South-West ghost town threat

One of the most heart-breaking sights of the last few days of rioting has been seeing local shopkeepers burned out of their premises or confronted with thousands of pounds of damage to their businesses. Years of hard work have been destroyed in hours of mayhem. If life hasn’t already been tough enough for these traders then this is the final straw.

Fresh from being booed on the streets of Birmingham and with law and order uppermost in his thoughts, Nick Clegg visited Chippenham to express his support for hard-pressed shopkeepers. The deputy prime minister took time out to criticise a rise in council parking charges that threatens to turn the town centre into a ‘ghost town’.
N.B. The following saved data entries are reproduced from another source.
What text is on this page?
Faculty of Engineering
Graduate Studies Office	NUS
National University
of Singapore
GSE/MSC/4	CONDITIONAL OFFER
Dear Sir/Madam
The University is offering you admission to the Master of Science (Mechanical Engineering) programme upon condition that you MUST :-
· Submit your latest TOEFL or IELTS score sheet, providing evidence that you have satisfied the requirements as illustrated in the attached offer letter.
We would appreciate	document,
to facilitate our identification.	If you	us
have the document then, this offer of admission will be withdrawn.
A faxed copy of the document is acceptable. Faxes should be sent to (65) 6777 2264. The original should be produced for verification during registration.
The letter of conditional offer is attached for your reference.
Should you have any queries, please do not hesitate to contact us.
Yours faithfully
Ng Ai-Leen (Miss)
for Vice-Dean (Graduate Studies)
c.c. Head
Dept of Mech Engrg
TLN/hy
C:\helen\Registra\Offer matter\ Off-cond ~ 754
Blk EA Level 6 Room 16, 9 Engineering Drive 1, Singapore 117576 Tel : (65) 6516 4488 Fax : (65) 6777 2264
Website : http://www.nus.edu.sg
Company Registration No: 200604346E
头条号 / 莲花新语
‘I appreciate that this is a huge local concern,’ said Clegg. ‘I’m all for local councils having the power to do what they want, but the aim has got to be to keep the economic lifeblood of our towns and communities going, and it’s self-defeating to whack up charges of whatever kind in a way which then chases away business from the very communities you’re trying to serve, and that’s what councils have to get right.’

That the government may be waking up to the link between punitive parking and declining high streets was revealed in a recent statement by the Local Government minister. While local newspapers are reporting that a fifth of shops in Bristol are currently empty, with similar vacancy figures across the South-West, the Coalition has announced its intention to scrap anti-car targets for town centres. ‘Parking restrictions have hit small shops the hardest,’ said Eric Pickles, ‘creating “ghost town” high streets which can't compete with out-of-town supermarkets. We want to see more parking spaces to help small shops prosper in local high streets and assist mums struggling with their family shop.’

The Western Daily Press drew attention to this problem when it wrote about Wiltshire Council chiefs hiking parking charges in every market town. Their intention was to raise more cash to subsidise bus services, but ‘shoppers have stayed away in droves, with the numbers using council car parks plummeting, and total revenue is expected to drop by half a million pounds instead.’